Usually, unstructured data is complex and large. It requires efficient readability along with being quick. This is where IE comes into the picture. Techniques such as named-entity recognition (NER) in IE process organises textual information efficiently. In this article, we look into what NER is and see how research studies have developed NER algorithms with the Wikipedia database.
What Is NER?
NER is a process in which the systems or algorithms identify, classify and link entities in the text with entities in other knowledge bases. This entity-linking part is the core task of NER. It basically means that cluttered (unstructured data) text is linked to knowledge bases (structured data) to make it comprehensible.
For example, if we input a sentence like “Christina is working on a new project”, the NER algorithm designed to identify nouns recognises and classifies “Christina” and “project” as nouns. So large sets of nouns, which act as entities for knowledge bases are already collected for the algorithm. All the algorithm now does is link the nouns in the sentence from the knowledge base.
What we have seen here is known as the ‘entity linking algorithms’. These conceptual algorithms have piqued interest among NLP researchers. A number of analytical studies have been done and tested on various knowledge bases like Wikipedia, Twitter and other websites.
Wikipedia As The Knowledge Base In Studies And Frameworks
As mentioned earlier, many NER-related studies have used Wikipedia (and its API too!) to develop efficient entity-linking algorithms. One study by Milan Dojchinovski and team from the University of Economics, Prague, have developed NER systems based on Wikipedia’s Search API as well as Apache Lucene search API (entityclassifier.eu is one framework).
They have also worked with other entity-linking variations like most frequent-sense method, co-occurrence based linking and explicit semantic analysis-based linking, to analyse efficiency on Wikipedia Search and Lucene Search.

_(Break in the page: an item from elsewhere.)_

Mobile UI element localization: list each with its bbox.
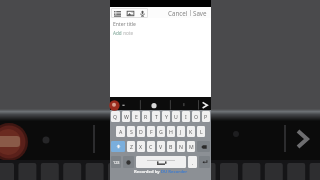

Their study was presented in the Text Analysis Conference Knowledge Base Population (TAC KBP) 2013.
The study mentioned above worked with variations and combinations of concepts in NER. However, the earlier analysis used illustrations such as graphs for entity linking. A study by X Han and team is one example. They design a graph-based method “which can model and exploit the global interdependence between different entity linking decisions” with Wikipedia as the knowledge base.

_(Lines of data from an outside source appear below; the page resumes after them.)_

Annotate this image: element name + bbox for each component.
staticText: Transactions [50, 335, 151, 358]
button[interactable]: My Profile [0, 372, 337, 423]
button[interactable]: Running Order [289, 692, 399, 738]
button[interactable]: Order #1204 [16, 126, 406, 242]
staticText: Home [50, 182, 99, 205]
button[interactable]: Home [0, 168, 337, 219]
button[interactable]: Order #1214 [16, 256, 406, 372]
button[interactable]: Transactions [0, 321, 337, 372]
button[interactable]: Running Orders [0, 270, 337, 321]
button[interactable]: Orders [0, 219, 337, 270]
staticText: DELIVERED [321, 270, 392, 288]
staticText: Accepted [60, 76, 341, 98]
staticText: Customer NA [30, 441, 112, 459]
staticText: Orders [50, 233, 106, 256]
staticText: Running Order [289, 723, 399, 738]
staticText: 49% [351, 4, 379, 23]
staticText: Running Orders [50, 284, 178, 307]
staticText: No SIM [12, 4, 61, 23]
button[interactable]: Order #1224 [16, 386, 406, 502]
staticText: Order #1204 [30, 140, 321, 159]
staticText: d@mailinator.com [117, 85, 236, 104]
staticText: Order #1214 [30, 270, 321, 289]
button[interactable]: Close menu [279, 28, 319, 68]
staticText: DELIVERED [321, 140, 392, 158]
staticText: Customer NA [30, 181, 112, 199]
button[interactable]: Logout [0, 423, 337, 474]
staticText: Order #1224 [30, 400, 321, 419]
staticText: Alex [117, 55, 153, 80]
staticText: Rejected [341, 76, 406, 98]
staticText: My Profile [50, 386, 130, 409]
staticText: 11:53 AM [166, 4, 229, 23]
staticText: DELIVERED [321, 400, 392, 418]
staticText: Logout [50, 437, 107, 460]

This means, inference-reference-based entities on a broader perspective, that is, entities linking other entities. By considering an example from Wikipedia results, they establish a semantic relationship required for entities to chart out the reference graph. Now, this method is compared with conventional linking methods like Wikify!, among others, and fared better in terms of precision versus word recall.
- Dexter: An open source entity-linking framework developed by researchers at ISTI-CNR, Italy, Dexter identifies text fragments in a document referring to entities present in Wikipedia. The linking process is divided into three steps, text fragment identification, disambiguation and ranking, which forms the core module in the software. Since Dexter is open source, it becomes easy to measure and analyse various existing entity linking algorithms.

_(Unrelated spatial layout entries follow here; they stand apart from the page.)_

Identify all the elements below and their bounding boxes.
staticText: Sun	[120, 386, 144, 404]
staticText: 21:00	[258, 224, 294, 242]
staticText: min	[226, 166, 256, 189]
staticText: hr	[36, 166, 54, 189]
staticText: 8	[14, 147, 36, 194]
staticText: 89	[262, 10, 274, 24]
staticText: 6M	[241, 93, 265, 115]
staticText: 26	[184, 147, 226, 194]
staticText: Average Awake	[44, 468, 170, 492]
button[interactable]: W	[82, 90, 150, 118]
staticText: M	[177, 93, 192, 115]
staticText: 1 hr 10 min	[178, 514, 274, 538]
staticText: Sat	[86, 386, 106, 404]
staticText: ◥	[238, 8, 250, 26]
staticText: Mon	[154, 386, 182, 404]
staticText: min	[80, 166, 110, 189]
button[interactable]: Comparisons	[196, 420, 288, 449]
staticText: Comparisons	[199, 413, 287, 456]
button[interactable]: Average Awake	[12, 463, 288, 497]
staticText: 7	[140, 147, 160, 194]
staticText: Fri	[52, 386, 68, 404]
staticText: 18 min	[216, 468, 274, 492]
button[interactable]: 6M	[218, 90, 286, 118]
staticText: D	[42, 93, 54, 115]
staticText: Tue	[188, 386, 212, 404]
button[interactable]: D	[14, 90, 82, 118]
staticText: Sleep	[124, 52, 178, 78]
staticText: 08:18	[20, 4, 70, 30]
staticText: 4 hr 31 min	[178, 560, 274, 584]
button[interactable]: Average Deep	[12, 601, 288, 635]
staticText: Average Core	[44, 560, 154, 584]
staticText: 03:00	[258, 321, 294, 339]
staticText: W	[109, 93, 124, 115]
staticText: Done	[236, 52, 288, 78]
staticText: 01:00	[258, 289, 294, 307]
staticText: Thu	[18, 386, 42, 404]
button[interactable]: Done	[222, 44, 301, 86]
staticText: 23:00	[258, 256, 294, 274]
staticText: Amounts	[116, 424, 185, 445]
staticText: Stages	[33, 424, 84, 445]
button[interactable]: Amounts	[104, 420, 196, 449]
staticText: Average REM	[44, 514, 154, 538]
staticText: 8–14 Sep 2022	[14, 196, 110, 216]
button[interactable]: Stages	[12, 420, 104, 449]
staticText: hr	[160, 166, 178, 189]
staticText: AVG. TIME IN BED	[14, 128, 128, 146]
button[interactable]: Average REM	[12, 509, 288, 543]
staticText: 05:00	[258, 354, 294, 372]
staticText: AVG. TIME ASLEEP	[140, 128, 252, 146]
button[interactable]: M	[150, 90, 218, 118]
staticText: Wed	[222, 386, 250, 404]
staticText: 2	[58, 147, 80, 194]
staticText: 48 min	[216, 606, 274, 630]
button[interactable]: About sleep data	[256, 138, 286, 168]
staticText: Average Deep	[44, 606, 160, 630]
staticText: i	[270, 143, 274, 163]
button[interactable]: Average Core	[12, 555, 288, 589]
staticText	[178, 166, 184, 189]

- Babelfy: A multilingual open source framework, Babelfy has a web interface and a RESTful API to perform entity-linking as well as word sense disambiguation (WSD) to address various problems in computational linguistics. One noteworthy advantage it provides is the integration with Java, the most used programming language in IT. Developed by researchers at Sapienza University of Rome, Italy, Babelfy is intended for everyone and provides a simple, user-friendly interface. You can check out Babelfy here.
- DBPedia: More of a knowledge base, DBPedia is an open source community project developed and supported by numerous researchers from various fields. Wikipedia forms the major information base in DBPedia and supports more than 100 language versions. It is also used for entity linking and other NLP applications through browser-based interactions. SQL is the means to interact in DBPedia. With web queries pervading the online space, DBPedia is certainly helpful in complex tasks in text analysis.
NER has been in existence for the past two decades. With NLP advancements on the rise, text analysis will definitely improve vastly be it in terms of languages, jargons, contexts and so on. Text-based applications no longer need to be computation-intensive or hard to develop as NLP is simplifying all these processes.